In this opera, commissioned by the Ford Foundation, Librettist Kenward Elmslie has taken dramatic liberty with both fact and legend. Lizzie (Soprano Brenda Lewis), actually the younger Borden daughter, has become the older one, obsessed by fears of approaching spinsterhood, painfully exposed in a scene in which she tries on her sister's wedding dress. A domineering, miserly father and a self-centered, vindictive stepmother create a stifling, explosive atmosphere in which Lizzie's chilling actions become more plausible.

The score is a modern patchwork, ranging from bouncy rural rhythms to streaks of dissonance, used most effectively in underlining Lizzie's mounting anxiety. But for the most part, it is unobtrusive by design. Says Beeson: "The whole focus is on the stage, not the pit."

The opera begins softly, with Lizzie leading a rehearsal of a children's Sunday school choir in her living room, mounts in intensity and fury until it reaches a climax in the murder scene.

Beeson's association with opera began in his boyhood back home in Muncie, Ind., when he tuned in Metropolitan Opera broadcasts on two radios —for the stereophonic effect—then accompanied the Met singers on his piano.

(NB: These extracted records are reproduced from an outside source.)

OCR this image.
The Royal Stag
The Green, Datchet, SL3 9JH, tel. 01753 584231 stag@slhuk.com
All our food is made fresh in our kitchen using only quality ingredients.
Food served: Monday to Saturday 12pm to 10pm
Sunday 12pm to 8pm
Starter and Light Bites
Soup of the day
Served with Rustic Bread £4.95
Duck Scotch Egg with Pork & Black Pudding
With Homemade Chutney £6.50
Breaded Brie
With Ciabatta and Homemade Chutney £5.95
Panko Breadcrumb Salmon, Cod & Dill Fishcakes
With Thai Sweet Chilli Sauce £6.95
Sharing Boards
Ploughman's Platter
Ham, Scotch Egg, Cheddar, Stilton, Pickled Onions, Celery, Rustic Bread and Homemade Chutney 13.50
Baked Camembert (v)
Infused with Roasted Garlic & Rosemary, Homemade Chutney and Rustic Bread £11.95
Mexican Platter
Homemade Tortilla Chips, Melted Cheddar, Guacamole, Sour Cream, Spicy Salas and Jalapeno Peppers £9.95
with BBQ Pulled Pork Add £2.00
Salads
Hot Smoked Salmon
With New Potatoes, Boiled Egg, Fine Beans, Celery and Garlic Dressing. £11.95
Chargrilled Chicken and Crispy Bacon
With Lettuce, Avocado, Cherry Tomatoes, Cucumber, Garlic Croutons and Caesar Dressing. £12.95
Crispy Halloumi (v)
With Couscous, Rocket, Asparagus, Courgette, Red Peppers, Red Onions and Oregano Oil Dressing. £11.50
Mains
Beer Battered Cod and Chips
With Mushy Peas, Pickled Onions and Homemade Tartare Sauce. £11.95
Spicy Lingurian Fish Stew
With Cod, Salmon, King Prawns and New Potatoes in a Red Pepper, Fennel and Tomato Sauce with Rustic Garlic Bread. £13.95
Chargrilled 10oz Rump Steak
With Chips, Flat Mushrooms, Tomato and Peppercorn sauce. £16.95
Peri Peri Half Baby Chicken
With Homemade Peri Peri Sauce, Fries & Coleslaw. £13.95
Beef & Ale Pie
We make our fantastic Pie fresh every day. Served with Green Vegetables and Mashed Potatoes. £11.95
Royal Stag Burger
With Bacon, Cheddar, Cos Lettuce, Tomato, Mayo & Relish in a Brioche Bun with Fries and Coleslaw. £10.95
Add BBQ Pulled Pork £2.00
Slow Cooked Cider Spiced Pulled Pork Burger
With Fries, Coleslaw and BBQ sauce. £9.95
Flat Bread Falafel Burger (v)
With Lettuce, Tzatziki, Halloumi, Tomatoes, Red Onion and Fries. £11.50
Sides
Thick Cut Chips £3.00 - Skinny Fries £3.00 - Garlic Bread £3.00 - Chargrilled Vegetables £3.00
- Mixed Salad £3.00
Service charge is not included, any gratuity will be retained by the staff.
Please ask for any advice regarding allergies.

Since then, while teaching composition at Columbia University, he has written four operas, several orchestral and chamber works.

At 43, Beeson wryly and accurately describes himself as "a little-performed composer." He is apt to continue to be if he insists on composing operas which involve a huge commitment of time and money by anyone daring enough to produce them. Beeson does insist. "It is a crazy passion and there is not much sense to it," he explains, "but I like to write opera."